Tennis is not a new construct to Dr. Hainline as he was a student-athlete at the University of Notre Dame, where he was the number one singles and doubles player in his senior season. There, he majored in philosophy within a pre-professional program, taking all of the necessary pre-med courses, and graduated Phi Beta Kappa. He then went on to earn his medical degree at the University of Chicago Pritzker School of Medicine and completed his residency in neurology at the New York Hospital-Cornell Medical Center.

Interviewing for his dream job as neurology resident, Dr. Hainline was asked how he managed playing college tennis while studying both philosophy and pre-med. His reply, “I don’t have an extensive background in research that the other candidates have, but tennis has taught me discipline, the drive for excellence, and character development that comes from the journey of successes and failures.” 

The response ultimately led him to receiving the residency at The New York Hospital-Cornell Medical Center. Dr. Hainline is now the chair of the American Academy of Neurology’s Sports Neurology Section, and Clinical Professor of Neurology at New York University School of Medicine and Indiana University School of Medicine.
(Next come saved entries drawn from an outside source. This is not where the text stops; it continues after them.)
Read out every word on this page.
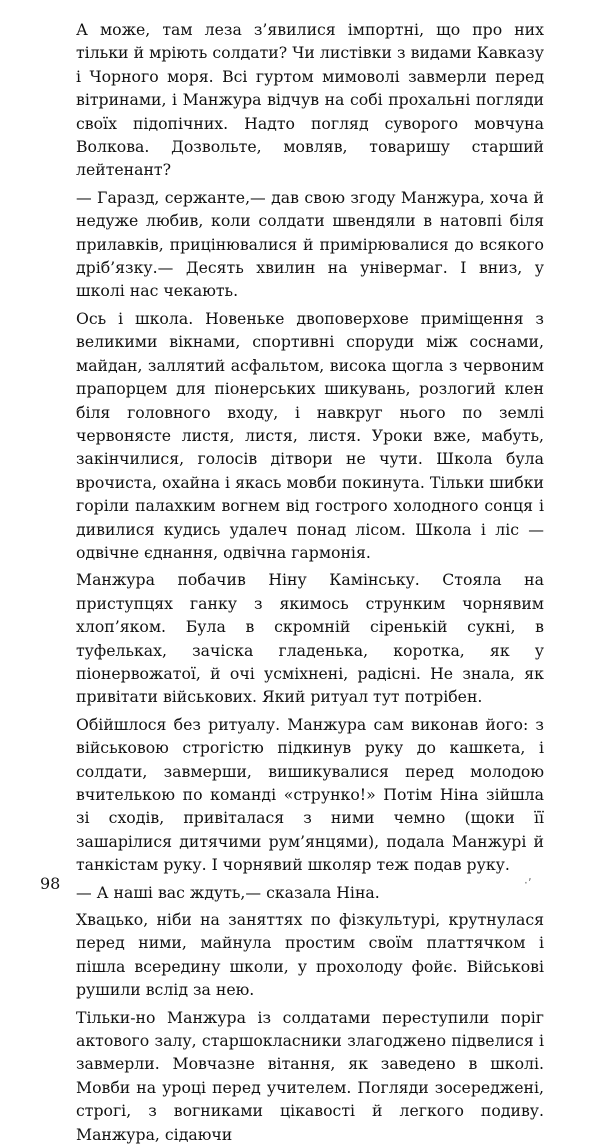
А може, там леза з’явилися імпортні, що про них тільки й мріють солдати? Чи листівки з видами Кавказу і Чорного моря. Всі гуртом мимоволі завмерли перед вітринами, і Манжура відчув на собі прохальні погляди своїх підопічних. Надто погляд суворого мовчуна Волкова. Дозвольте, мовляв, товаришу старший лейтенант?

— Гаразд, сержанте,— дав свою згоду Манжура, хоча й недуже любив, коли солдати швендяли в натовпі біля прилавків, прицінювалися й примірювалися до всякого дріб’язку.— Десять хвилин на універмаг. І вниз, у школі нас чекають.

Ось і школа. Новеньке двоповерхове приміщення з великими вікнами, спортивні споруди між соснами, майдан, заллятий асфальтом, висока щогла з червоним прапорцем для піонерських шикувань, розлогий клен біля головного входу, і навкруг нього по землі червонясте листя, листя, листя. Уроки вже, мабуть, закінчилися, голосів дітвори не чути. Школа була врочиста, охайна і якась мовби покинута. Тільки шибки горіли палахким вогнем від гострого холодного сонця і дивилися кудись удалеч понад лісом. Школа і ліс — одвічне єднання, одвічна гармонія.

Манжура побачив Ніну Камінську. Стояла на приступцях ганку з якимось струнким чорнявим хлоп’яком. Була в скромній сіренькій сукні, в туфельках, зачіска гладенька, коротка, як у піонервожатої, й очі усміхнені, радісні. Не знала, як привітати військових. Який ритуал тут потрібен.

Обійшлося без ритуалу. Манжура сам виконав його: з військовою строгістю підкинув руку до кашкета, і солдати, завмерши, вишикувалися перед молодою вчителькою по команді «струнко!» Потім Ніна зійшла зі сходів, привіталася з ними чемно (щоки її зашарілися дитячими рум’янцями), подала Манжурі й танкістам руку. І чорнявий школяр теж подав руку.

— А наші вас ждуть,— сказала Ніна.

Хвацько, ніби на заняттях по фізкультурі, крутнулася перед ними, майнула простим своїм платтячком і пішла всередину школи, у прохолоду фойє. Військові рушили вслід за нею.

Тільки-но Манжура із солдатами переступили поріг актового залу, старшокласники злагоджено підвелися і завмерли. Мовчазне вітання, як заведено в школі. Мовби на уроці перед учителем. Погляди зосереджені, строгі, з вогниками цікавості й легкого подиву. Манжура, сідаючи

98	·ʼ
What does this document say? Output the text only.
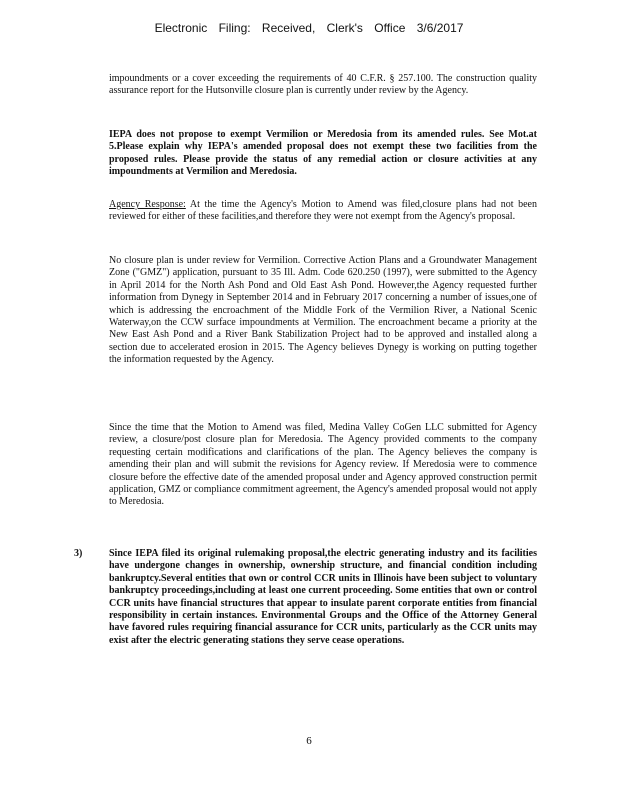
Electronic Filing: Received, Clerk's Office 3/6/2017
impoundments or a cover exceeding the requirements of 40 C.F.R. § 257.100. The construction quality assurance report for the Hutsonville closure plan is currently under review by the Agency.
IEPA does not propose to exempt Vermilion or Meredosia from its amended rules. See Mot.at 5.Please explain why IEPA's amended proposal does not exempt these two facilities from the proposed rules. Please provide the status of any remedial action or closure activities at any impoundments at Vermilion and Meredosia.
Agency Response: At the time the Agency's Motion to Amend was filed,closure plans had not been reviewed for either of these facilities,and therefore they were not exempt from the Agency's proposal.
No closure plan is under review for Vermilion. Corrective Action Plans and a Groundwater Management Zone ("GMZ") application, pursuant to 35 Ill. Adm. Code 620.250 (1997), were submitted to the Agency in April 2014 for the North Ash Pond and Old East Ash Pond. However,the Agency requested further information from Dynegy in September 2014 and in February 2017 concerning a number of issues,one of which is addressing the encroachment of the Middle Fork of the Vermilion River, a National Scenic Waterway,on the CCW surface impoundments at Vermilion. The encroachment became a priority at the New East Ash Pond and a River Bank Stabilization Project had to be approved and installed along a section due to accelerated erosion in 2015. The Agency believes Dynegy is working on putting together the information requested by the Agency.
Since the time that the Motion to Amend was filed, Medina Valley CoGen LLC submitted for Agency review, a closure/post closure plan for Meredosia. The Agency provided comments to the company requesting certain modifications and clarifications of the plan. The Agency believes the company is amending their plan and will submit the revisions for Agency review. If Meredosia were to commence closure before the effective date of the amended proposal under and Agency approved construction permit application, GMZ or compliance commitment agreement, the Agency's amended proposal would not apply to Meredosia.
3)	Since IEPA filed its original rulemaking proposal,the electric generating industry and its facilities have undergone changes in ownership, ownership structure, and financial condition including bankruptcy.Several entities that own or control CCR units in Illinois have been subject to voluntary bankruptcy proceedings,including at least one current proceeding. Some entities that own or control CCR units have financial structures that appear to insulate parent corporate entities from financial responsibility in certain instances. Environmental Groups and the Office of the Attorney General have favored rules requiring financial assurance for CCR units, particularly as the CCR units may exist after the electric generating stations they serve cease operations.
6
He is a recipient of the Intercollegiate Tennis Association David A Benjamin Achievement Award, Simon’s Fund Protect This Heart Award, International Tennis Federation Award for Service to the Game, WTA Irving Glick Award, and the International Tennis Hall of Fame Tennis Education Merit Award.
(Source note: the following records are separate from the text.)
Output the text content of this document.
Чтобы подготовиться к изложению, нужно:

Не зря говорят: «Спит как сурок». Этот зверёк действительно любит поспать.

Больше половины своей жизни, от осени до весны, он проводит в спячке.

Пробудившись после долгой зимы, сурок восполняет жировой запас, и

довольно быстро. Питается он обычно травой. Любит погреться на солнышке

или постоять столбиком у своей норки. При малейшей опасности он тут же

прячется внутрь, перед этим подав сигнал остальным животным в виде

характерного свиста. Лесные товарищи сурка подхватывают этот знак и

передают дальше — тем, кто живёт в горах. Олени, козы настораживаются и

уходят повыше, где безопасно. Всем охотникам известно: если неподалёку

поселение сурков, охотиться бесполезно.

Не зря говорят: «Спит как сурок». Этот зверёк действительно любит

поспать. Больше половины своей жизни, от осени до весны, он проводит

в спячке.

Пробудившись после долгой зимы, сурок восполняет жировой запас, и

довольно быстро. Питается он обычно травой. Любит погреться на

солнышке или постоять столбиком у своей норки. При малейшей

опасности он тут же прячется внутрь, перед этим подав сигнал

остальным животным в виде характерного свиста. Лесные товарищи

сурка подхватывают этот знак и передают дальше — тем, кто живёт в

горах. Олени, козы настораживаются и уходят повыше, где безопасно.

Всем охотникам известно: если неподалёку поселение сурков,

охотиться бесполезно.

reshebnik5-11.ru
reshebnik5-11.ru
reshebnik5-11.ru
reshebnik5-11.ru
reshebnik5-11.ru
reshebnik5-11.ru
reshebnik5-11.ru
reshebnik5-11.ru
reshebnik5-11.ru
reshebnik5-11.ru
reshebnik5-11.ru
Dr. Hainline meets with student-athletes at CSUN. (photo: NCAA)

“Brian Hainline exemplifies the best that our sport has to offer, a championship human being on and off the court,” ITA Chief Executive Officer, Dr. Timothy Russell, PhD said. “I am proud to call Dr. Hainline a friend, one who I admire greatly for his breadth and depth of knowledge as well as his passion to serve. Intercollegiate athletics, the higher education enterprise, our country, and the world are all better off because of his work and tireless commitment to the betterment of all.”

As sports across the country – including the Oracle ITA Summer Circuit – begin to start up again, it is increasingly important for our decisions to be guided by medical experts that have insight into the intricacies of our sport and all sports.

For Dr. Hainline, the goal right now is not necessarily to go back to business as usual, whatever the “new normal” might look like, it is to get sports going again, and to do so safely and smartly.